As you may have noticed, the game of life seems pretty deep. There are so many patterns to still discover and so many patterns already discovered. All this is actually because The Game Of Life is Turing Complete. So when Alan Turing was building his Turing machine that would eventually give birth to computer science, he had no idea what he had created.
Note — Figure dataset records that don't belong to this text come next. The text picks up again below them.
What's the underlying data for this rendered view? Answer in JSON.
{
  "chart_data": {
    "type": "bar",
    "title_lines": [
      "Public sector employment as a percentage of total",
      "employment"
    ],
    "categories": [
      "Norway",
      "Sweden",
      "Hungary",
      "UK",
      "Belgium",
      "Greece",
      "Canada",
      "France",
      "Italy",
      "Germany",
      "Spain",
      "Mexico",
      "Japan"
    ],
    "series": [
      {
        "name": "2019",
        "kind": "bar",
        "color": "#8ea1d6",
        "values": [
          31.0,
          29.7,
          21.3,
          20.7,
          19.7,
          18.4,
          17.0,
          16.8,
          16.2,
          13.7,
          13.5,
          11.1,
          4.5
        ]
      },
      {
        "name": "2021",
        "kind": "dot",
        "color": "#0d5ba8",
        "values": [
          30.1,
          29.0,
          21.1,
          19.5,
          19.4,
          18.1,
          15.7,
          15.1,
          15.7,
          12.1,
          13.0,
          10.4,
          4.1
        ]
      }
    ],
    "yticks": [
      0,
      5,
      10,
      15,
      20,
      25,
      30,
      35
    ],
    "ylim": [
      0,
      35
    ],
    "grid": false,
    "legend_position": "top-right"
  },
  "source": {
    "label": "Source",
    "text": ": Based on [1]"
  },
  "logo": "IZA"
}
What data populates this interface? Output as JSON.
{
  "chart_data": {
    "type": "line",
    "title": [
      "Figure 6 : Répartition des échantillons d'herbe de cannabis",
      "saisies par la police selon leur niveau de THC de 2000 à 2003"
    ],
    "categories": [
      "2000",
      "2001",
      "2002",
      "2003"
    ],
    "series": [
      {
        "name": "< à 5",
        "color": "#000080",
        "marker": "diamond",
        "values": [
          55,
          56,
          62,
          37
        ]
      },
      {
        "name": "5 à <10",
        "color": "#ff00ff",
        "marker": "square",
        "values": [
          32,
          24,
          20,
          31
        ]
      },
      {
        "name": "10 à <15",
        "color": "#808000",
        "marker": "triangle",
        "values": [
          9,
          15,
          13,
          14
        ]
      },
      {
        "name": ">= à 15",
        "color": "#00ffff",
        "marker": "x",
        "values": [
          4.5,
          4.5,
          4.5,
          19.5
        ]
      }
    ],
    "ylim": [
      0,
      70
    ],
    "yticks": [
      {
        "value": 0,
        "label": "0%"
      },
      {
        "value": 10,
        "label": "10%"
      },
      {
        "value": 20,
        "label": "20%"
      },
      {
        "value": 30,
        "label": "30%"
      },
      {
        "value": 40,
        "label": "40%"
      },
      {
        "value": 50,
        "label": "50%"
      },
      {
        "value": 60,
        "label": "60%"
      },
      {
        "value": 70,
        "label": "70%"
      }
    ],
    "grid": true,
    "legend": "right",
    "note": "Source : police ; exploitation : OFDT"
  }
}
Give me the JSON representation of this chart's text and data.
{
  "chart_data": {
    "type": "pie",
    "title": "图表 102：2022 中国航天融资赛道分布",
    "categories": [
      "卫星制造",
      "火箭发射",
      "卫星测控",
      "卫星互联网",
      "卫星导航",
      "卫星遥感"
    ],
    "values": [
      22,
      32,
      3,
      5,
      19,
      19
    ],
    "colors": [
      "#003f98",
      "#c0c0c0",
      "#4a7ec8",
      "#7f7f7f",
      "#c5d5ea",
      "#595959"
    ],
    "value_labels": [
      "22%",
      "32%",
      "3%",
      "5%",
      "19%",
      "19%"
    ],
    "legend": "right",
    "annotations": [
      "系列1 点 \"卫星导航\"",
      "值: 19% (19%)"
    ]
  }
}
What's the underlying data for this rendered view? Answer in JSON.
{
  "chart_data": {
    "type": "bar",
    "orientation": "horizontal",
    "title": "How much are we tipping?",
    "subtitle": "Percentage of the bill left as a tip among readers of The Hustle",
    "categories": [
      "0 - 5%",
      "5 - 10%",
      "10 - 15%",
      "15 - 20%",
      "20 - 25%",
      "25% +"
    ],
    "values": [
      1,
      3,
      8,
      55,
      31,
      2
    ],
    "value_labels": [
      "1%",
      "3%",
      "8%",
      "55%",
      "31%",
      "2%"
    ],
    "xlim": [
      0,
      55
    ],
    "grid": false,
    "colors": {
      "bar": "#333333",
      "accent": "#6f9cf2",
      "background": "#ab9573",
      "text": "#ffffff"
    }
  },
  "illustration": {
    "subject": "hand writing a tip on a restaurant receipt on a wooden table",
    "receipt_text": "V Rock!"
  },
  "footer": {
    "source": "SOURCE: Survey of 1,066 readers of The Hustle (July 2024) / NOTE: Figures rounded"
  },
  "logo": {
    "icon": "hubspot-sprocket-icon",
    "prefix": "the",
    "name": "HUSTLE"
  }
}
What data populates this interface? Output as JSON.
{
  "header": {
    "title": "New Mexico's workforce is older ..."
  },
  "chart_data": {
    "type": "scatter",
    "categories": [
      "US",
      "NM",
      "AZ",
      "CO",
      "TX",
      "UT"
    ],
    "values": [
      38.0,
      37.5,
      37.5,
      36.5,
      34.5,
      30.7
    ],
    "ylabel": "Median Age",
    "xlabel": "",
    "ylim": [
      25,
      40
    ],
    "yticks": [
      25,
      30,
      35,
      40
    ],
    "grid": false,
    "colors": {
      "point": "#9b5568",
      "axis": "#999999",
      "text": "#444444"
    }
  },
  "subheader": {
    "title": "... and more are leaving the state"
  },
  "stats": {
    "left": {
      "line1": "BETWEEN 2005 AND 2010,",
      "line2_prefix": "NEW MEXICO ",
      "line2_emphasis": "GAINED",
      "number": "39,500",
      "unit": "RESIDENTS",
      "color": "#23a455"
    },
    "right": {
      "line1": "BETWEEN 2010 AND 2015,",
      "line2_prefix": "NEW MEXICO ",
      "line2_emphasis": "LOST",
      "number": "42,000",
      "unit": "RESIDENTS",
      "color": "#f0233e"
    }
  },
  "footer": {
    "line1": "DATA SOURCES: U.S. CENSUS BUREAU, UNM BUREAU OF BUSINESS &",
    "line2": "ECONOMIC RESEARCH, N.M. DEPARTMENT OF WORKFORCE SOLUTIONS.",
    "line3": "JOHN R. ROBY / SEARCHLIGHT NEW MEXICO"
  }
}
The Turing machine was Turing Complete. Turing completeness is a concept in computer science that defines all computing machines. Every programming language you’ve ever worked on (yes, even scratch) is Turing complete. What does it mean to be Turing Complete? Well, a Turing complete system would be able to calculate most mathematical calculations along with most logical ones. The limit to which our computers can computer is so largely infinite that we haven’t discovered it yet. A Turing complete system can create, it can compute and it can terminate data. What I really mean is that if a system is Turing Complete, you can build a computer IN IT! You can build a computer IN the game of life? Oh yes! Another very familiar game that can achieve this is the one and only MINECRAFT. In April 2000, Paul Randell created the first computer in the game of life. This wasn’t the computer you use nowadays; it was the Turing Machine. The exact replica of the Turing machine INSIDE the game of life. It took 1140 generations to repeat a cycle. Then in 2016, Nicolas Loizou made the first EVER 8-bit computer INSIDE the game of life. This was an unbelievable feat. An 8-bit computer inside a game as simple as Life is probably one of the greatest achievements in mathematics humans ever achieved. An 8-bit computer can be related to a modern computer. But wait… that isn’t all. You can ACTUALLY create the Game Of Life INSIDE the Game Of Life. If that isn’t cool, I don’t know what is.
The legacy goes on.
John Conway passed away due to the COVID-19 infection on 11 April 2020. His absence is undoubtedly conspicuous. He was described as a lovely person to spend time with, his wit and humour pleased even the dead. His legacy still lives. His game still lives. In the words of Siobhan Roberts, his biographer, "John Conway is perhaps the most lovable egomaniac he is Archimedes Mick Jagger Salvador Dali and Richard Feynman all rolled into one he is one of the greatest living mathematicians with a sly sense of humour a polymath promiscuous curiosity and a compulsion to explain everything about the world to everyone in it " The game of life clearly changed a lot of the world we see today. It has been a subtle reason for advancements in Mathematics and Computer Science. As the growth of computers moves forward, more and more patterns are added to the list. All this and just 3 simple rules.